Efficient Real-time Smoke Filtration with 3D LiDAR for Search and Rescue with Autonomous Heterogeneous Robotic Systems
Alexander Kyuroson, Anton Koval, George Nikolakopoulos
TL;DR
The paper addresses the challenge of aerosol-induced noise in LiDAR data for search-and-rescue missions in harsh, GNSS-denied environments. It introduces a modular, platform-agnostic filtration pipeline that combines radius-based filtering, intensity-based outlier removal using a Weibull-derived threshold, dynamic cluster-based outlier rejection, Savitzky–Golay smoothing, and 2D radius-based pruning, with close- and long-range segmentation to balance accuracy and latency. Implemented in Python on CPU, the framework adapts to platform velocity and environmental density, achieving real-time performance (10–20 Hz) and demonstrably improving obstacle detection and map quality in smoke-filled field tests with heterogeneous robotic teams. The work supports safer autonomous navigation in SAR scenarios and suggests avenues for further optimization, including alternative clustering methods and a C++ implementation for additional performance gains.
Abstract
Search and Rescue (SAR) missions in harsh and unstructured Sub-Terranean (Sub-T) environments in the presence of aerosol particles have recently become the main focus in the field of robotics. Aerosol particles such as smoke and dust directly affect the performance of any mobile robotic platform due to their reliance on their onboard perception systems for autonomous navigation and localization in Global Navigation Satellite System (GNSS)-denied environments.

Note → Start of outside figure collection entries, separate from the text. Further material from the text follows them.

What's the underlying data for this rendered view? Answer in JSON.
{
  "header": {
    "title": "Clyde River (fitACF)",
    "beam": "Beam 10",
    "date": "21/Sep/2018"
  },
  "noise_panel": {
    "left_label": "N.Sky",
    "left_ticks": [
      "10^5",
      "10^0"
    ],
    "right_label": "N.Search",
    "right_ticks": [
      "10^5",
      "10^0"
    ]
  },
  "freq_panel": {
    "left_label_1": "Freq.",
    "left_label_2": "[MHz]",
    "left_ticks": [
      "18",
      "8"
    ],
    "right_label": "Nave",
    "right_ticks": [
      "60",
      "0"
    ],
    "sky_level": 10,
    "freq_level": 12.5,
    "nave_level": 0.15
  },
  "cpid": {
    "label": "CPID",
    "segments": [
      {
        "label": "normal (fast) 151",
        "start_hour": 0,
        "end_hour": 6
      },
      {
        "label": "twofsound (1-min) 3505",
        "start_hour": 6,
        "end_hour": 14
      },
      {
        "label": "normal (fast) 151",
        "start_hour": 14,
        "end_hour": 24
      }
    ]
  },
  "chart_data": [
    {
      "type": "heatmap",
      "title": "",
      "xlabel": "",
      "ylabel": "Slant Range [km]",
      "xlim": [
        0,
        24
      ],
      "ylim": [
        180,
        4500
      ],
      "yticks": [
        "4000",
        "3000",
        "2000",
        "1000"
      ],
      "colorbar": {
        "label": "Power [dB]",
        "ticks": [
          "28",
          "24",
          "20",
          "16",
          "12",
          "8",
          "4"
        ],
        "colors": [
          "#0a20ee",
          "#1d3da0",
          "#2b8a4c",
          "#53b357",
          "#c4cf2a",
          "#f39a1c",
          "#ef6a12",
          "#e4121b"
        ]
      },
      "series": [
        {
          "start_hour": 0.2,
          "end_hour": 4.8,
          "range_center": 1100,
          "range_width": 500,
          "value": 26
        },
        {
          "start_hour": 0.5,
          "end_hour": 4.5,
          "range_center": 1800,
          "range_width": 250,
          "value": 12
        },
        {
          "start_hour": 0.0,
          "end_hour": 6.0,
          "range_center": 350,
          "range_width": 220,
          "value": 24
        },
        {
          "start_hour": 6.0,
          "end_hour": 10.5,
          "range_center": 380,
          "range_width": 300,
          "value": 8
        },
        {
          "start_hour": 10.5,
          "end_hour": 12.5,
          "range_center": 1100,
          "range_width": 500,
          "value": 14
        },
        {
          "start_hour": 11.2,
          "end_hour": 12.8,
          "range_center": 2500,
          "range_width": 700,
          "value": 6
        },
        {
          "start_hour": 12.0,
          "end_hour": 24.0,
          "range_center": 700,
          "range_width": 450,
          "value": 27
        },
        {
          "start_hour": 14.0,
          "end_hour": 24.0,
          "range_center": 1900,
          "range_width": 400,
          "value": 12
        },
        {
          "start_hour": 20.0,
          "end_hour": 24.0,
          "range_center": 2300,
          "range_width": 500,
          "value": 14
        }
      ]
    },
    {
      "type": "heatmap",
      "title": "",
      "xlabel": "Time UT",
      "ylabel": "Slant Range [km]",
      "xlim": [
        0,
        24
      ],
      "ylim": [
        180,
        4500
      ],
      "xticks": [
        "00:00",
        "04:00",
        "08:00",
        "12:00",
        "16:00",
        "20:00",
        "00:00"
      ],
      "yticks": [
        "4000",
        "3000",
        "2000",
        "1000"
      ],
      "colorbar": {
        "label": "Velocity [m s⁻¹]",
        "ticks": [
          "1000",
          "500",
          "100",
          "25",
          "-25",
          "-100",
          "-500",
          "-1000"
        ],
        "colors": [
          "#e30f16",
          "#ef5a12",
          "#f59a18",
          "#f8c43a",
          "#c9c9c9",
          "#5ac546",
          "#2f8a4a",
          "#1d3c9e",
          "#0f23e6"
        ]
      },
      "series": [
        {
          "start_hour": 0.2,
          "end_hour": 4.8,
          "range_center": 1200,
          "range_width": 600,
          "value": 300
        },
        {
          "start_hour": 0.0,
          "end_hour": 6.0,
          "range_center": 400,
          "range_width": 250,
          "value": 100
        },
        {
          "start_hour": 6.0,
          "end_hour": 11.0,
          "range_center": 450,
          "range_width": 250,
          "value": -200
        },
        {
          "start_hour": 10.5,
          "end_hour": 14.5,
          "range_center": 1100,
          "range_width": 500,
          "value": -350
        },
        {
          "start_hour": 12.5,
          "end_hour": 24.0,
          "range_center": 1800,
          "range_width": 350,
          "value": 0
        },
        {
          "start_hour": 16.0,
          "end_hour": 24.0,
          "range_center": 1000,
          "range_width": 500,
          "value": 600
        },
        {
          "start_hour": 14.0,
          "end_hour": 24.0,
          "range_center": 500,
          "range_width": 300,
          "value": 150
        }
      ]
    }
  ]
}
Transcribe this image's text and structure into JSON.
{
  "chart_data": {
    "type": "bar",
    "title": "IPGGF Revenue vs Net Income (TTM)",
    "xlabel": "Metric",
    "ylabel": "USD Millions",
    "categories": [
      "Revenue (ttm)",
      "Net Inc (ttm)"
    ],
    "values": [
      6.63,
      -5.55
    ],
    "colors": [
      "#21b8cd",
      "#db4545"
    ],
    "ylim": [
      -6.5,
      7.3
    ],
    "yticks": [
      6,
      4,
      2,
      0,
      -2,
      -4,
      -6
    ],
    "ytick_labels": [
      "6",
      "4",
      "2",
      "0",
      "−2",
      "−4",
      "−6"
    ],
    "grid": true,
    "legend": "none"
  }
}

Although obstacle avoidance and object detection algorithms are robust to the presence of noise to some degree, their performance directly relies on the quality of captured data by onboard sensors such as Light Detection And Ranging (LiDAR) and camera. Thus, this paper proposes a novel modular agnostic filtration pipeline based on intensity and spatial information such as local point density for removal of detected smoke particles from Point Cloud (PCL) prior to its utilization for collision detection. Furthermore, the efficacy of the proposed framework in the presence of smoke during multiple frontier exploration missions is investigated while the experimental results are presented to facilitate comparison with other methodologies and their computational impact. This provides valuable insight to the research community for better utilization of filtration schemes based on available computation resources while considering the safe autonomous navigation of mobile robots.